A proposta de alterar a jornada de trabalho, passando de seis dias de atuação para um de descanso, é vista pelo Ministro do Empreendedorismo, da Microempresa e da Empresa de Pequeno Porte, Paulo Pereira, como um catalisador para o crescimento econômico e o fomento a novas iniciativas de negócios. Segundo o ministro, essa mudança não apenas aprimora a qualidade de vida dos trabalhadores, mas também impulsiona a economia ao criar um ambiente mais propício ao empreendedorismo.
Autonomia e Tempo Livre como Impulsionadores do Empreendedorismo
Em entrevista ao programa Bom Dia, Ministro, da Empresa Brasil de Comunicação (EBC), Paulo Pereira destacou que a redução da jornada de trabalho se alinha intrinsecamente à busca por autonomia e liberdade de escolha, pilares fundamentais para o florescimento do empreendedorismo. A expansão do tempo livre proporcionada pela nova escala permitirá aos indivíduos maior capacidade de consumo e, crucialmente, mais oportunidades para desenvolver e iniciar seus próprios empreendimentos.
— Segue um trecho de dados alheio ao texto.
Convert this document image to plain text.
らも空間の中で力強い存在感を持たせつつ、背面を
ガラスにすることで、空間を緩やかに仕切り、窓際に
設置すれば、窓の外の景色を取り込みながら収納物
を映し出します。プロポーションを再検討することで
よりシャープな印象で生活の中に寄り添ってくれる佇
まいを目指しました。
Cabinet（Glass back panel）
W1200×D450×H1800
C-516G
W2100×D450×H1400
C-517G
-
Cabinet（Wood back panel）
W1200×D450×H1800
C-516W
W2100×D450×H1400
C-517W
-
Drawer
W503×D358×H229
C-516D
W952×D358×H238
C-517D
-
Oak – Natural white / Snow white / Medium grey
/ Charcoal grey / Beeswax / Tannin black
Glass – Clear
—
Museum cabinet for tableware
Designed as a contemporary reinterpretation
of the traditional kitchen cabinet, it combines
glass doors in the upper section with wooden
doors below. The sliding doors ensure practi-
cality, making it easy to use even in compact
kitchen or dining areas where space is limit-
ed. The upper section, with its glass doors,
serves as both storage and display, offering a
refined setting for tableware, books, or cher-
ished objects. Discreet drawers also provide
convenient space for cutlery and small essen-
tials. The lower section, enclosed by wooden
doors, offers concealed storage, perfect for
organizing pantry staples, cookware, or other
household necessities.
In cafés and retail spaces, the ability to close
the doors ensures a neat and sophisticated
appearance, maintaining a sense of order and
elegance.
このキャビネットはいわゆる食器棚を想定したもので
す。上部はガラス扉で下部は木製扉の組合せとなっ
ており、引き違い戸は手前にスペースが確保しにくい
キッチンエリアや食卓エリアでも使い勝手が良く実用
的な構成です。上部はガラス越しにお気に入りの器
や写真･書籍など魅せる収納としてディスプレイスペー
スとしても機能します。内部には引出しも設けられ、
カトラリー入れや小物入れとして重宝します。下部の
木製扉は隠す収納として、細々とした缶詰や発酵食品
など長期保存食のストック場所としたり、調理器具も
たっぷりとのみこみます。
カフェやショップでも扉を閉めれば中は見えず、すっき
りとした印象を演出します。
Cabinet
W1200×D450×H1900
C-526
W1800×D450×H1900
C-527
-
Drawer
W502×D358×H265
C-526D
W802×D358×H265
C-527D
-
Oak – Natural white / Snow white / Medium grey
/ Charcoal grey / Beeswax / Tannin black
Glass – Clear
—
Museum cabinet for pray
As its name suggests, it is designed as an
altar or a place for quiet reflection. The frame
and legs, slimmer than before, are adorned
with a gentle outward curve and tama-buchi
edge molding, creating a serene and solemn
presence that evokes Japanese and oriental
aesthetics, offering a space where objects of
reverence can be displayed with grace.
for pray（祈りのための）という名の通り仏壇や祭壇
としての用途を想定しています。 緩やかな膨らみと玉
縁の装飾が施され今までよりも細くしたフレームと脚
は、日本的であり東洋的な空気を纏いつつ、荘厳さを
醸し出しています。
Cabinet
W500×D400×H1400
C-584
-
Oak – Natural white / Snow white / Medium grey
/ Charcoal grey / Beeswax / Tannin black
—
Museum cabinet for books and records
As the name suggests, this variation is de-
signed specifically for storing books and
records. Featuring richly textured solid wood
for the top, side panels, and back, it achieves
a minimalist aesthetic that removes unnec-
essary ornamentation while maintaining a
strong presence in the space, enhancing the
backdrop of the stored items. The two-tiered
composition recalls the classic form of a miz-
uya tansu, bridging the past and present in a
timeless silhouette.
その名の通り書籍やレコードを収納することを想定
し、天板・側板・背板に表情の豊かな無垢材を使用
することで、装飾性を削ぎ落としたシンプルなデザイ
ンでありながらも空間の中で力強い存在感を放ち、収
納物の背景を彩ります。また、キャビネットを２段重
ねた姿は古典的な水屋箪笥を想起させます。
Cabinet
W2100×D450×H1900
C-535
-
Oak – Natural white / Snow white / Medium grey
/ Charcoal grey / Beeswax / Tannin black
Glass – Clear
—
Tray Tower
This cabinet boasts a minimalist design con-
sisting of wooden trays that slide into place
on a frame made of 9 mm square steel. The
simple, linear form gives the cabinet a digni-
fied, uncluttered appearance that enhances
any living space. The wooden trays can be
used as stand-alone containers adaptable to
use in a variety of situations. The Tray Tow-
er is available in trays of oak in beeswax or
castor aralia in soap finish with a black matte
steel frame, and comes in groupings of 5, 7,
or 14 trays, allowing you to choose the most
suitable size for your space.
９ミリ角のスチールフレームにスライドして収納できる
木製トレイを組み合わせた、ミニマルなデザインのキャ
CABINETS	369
O ministro expressou convicção de que a aprovação da jornada com dois dias de folga semanal resultará em um aumento significativo do empreendedorismo no Brasil, com cidadãos dedicando esse tempo extra à geração de renda, seja através de aplicativos, novos serviços ou na preparação para transições de carreira.
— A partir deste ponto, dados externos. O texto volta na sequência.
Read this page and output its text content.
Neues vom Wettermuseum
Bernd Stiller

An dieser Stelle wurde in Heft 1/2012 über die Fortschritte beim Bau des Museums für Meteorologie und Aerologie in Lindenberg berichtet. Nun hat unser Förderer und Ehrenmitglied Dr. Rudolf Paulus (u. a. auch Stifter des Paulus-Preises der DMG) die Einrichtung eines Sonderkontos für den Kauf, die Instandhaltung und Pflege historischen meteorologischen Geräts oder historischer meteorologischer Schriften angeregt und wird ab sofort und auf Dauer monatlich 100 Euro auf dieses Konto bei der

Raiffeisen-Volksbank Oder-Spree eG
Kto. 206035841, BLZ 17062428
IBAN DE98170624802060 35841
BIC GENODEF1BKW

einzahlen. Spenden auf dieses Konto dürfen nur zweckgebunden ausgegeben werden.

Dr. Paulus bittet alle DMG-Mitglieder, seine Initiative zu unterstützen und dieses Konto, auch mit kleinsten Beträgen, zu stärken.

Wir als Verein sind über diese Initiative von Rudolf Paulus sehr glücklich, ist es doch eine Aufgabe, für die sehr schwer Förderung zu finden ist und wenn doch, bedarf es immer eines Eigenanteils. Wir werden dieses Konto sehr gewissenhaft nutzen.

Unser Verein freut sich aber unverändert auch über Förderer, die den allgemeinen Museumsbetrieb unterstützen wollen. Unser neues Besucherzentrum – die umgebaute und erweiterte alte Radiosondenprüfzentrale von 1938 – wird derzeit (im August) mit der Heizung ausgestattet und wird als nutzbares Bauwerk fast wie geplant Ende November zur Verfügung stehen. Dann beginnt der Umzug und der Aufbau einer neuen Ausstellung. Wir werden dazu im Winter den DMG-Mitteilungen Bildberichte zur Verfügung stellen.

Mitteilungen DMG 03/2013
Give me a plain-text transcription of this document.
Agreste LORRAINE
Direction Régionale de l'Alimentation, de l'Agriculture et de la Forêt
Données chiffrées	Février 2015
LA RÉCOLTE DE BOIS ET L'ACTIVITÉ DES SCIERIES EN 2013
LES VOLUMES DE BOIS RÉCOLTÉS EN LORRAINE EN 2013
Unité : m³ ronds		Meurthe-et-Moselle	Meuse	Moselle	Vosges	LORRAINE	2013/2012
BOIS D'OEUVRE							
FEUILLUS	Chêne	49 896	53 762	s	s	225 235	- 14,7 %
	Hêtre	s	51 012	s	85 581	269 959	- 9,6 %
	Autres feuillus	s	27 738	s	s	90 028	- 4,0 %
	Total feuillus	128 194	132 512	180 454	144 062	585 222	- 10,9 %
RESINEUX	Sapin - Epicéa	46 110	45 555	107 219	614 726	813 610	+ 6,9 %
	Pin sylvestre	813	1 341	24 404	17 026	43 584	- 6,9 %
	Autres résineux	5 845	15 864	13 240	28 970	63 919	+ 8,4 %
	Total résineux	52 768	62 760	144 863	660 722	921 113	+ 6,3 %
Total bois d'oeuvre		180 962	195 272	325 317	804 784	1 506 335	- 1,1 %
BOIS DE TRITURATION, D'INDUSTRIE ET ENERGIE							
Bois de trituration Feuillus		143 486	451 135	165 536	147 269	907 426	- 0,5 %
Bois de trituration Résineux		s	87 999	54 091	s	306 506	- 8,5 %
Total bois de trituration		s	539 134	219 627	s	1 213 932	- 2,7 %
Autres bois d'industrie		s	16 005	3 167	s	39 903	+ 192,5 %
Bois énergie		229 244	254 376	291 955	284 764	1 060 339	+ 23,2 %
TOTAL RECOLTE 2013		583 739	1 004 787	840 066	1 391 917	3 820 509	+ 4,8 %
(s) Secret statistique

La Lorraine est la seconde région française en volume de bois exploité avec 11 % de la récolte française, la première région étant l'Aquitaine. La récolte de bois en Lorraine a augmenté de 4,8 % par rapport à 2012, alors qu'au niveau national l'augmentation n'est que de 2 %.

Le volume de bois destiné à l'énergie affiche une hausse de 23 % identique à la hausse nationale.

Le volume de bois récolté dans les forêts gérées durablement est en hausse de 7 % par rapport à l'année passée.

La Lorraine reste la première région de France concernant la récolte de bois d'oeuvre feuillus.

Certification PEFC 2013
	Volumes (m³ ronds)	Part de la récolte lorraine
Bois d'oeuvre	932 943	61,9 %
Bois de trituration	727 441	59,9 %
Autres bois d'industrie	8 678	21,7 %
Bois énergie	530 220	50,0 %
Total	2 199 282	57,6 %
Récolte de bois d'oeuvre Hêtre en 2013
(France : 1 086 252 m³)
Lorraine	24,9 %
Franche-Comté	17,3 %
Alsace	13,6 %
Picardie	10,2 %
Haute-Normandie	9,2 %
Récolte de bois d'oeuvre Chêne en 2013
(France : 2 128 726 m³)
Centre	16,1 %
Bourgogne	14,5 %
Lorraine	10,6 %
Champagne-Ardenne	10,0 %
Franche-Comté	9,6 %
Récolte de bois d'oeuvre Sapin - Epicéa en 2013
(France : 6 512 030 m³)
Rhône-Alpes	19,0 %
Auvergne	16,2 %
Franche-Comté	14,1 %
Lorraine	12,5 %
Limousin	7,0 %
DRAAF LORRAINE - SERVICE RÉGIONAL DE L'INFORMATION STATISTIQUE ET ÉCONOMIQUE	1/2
Impactos Positivos na Economia e Fortalecimento do Mercado Interno
A perspectiva governamental é de que a medida trará um impacto econômico substancialmente positivo, contribuindo tanto para o fortalecimento do mercado interno quanto para a proliferação de novos negócios e a formação de novas forças de trabalho. A liberação de tempo para os trabalhadores, sob a ótica do ministro, cria um ciclo virtuoso que beneficia a economia como um todo.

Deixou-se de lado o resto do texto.